Kampus ITS, Opini — Menjadi seorang ahli dalam bidang yang digeluti, pastinya merupakan mimpi setiap orang. Begitupun bagi mahasiswa yang masa depannya mereka pertaruhkan pada jurusan yang kini mereka tekuni. Namun, apakah durasi belajar mereka selama berkuliah di perguruan tinggi cukup untuk mengantarkan mereka menjadi seorang ahli? Hmm, untuk menjawab pertanyaan tersebut, mari kita telaah tentang teori 10.000 jam dan korelasinya dengan kehidupan perkuliahan mahasiswa!
“Berlatih dengan keras, berlatih dengan lama, dan kamu akan menjadi ahli, menempati posisi puncak di bidang yang kamu kuasai,” begitulah kata Malcolm Gladwell dalam bukunya yang berjudul Outliers: The Story of Success. Dalam buku tersebut, Malcolm mengutarakan bahwa dibutuhkan waktu minimal 10.000 jam untuk seseorang mampu menguasai suatu hal.
Meski sudah banyak pendapat yang mematahkan teori 10.000 jam ini, menurut saya teori ini masih bisa dibenarkan. Hal tersebut lantaran, teori ini tidak asal-asalan dibuat. Diketahui aturan 10.000 jam ini didasarkan atas penelitian yang dilakukan oleh K Anders Ericsson, salah seorang Profesor di Universitas Florida. K Anders melakukan penelitiannya terhadap atlet profesional, musisi tingkat dunia, master catur, dan para ahli lainnya tentang berapa lama waktu yang mereka butuhkan sampai menjadi ahli.

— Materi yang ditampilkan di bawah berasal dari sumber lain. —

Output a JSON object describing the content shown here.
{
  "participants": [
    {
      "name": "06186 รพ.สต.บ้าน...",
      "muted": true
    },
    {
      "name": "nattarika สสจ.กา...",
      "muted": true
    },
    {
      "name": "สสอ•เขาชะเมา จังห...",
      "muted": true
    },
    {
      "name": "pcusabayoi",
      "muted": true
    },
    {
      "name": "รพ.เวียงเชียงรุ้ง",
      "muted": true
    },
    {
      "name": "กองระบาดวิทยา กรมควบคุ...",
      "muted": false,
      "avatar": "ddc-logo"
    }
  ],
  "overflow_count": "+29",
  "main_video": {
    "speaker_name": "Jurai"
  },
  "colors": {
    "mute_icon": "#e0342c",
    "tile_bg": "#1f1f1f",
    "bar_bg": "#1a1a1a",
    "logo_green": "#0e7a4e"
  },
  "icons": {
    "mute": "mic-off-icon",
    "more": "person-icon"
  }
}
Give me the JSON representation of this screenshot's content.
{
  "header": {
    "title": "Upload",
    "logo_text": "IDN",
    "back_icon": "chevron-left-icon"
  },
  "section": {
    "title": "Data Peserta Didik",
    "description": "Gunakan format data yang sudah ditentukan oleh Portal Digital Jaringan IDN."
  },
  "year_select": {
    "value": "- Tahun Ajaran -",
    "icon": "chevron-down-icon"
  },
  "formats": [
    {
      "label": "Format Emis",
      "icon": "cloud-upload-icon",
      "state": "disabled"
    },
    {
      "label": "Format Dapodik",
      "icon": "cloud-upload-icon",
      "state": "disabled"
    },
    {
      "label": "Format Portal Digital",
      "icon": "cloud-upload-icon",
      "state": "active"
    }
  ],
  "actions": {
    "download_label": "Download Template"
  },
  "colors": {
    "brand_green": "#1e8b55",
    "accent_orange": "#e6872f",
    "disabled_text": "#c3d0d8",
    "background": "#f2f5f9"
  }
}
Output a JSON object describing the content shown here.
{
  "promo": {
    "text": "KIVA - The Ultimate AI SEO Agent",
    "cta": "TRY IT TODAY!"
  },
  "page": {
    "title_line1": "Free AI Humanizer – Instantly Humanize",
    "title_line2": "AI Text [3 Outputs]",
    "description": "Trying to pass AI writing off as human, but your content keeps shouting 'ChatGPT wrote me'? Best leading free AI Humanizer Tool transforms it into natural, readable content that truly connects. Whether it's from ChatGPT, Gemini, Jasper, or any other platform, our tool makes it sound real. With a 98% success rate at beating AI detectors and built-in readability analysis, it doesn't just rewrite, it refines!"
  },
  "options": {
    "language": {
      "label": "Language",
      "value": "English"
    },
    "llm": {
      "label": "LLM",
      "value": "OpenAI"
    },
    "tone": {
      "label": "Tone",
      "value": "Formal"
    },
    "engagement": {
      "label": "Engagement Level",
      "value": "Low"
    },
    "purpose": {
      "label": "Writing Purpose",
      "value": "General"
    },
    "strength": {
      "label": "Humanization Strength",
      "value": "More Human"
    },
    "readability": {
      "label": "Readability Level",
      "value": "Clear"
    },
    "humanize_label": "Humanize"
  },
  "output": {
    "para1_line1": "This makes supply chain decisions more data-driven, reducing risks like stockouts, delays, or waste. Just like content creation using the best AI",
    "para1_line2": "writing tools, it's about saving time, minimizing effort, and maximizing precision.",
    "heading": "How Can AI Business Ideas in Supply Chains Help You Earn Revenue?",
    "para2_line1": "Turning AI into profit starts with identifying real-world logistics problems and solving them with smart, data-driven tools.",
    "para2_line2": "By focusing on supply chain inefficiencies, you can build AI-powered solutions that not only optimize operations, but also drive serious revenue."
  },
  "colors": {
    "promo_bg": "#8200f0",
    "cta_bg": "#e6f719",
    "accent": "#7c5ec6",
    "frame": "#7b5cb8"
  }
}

Kembali pada teori tersebut, 10.000 jam bukanlah waktu yang singkat, teori menakjubkan tersebut menurut saya dapat membuat ciut siapapun yang hendak memulai mendalami sesuatu. Jika bermain hitung-hitungan, misal setiap hari seseorang secara konsisten mempelajari sesuatu selama delapan jam, berdasarkan teori 10.000 jam dalam waktu lima tahun orang tersebut telah menjadi expert dalam hal tersebut.
Nah, jika disangkutpautkan dengan jenjang perkuliahan, nampaknya teori ini ada hubungannya. Berbeda dengan 12 jenjang sekolah sebelumnya, dalam perkuliahan, bidang yang digeluti oleh setiap mahasiswa sudah dispesifikkan menjadi suatu disiplin ilmu tertentu. Karena memang salah satu tujuan seseorang berkuliah, tak lain dan tak bukan adalah agar menguasai suatu bidang tertentu.
Di Indonesia sendiri kita mengenal tiga jenjang pendidikan di perguruan tinggi, yakni Strata 1 (S1), Strata 2 (S2), hingga Strata 3 (S3). Masing-masing memiliki tujuan dan durasi yang berbeda beda. Seperti yang kita tau, kurikulum pembelajaran dalam perkuliahan dibagi ke dalam SKS (Satuan Kredit Semester). Sederhananya, SKS dapat dikatakan sebagai “bobot” untuk setiap mata kuliah yang dibebankan pada mahasiswa.
Sebelum loncat pada sesi hitung-hitungan, mari kita menilik tentang SKS ini. Pada jenjang S1, satu SKS terdiri tiga macam pembelajaran yakni satu jam tatap muka, satu jam tugas terstruktur, dan satu jam belajar mandiri. Sedang pada jenjang S2 dan S3, satu SKS rata-rata terdiri dari 100 menit tatap muka dan 60 menit belajar mandiri.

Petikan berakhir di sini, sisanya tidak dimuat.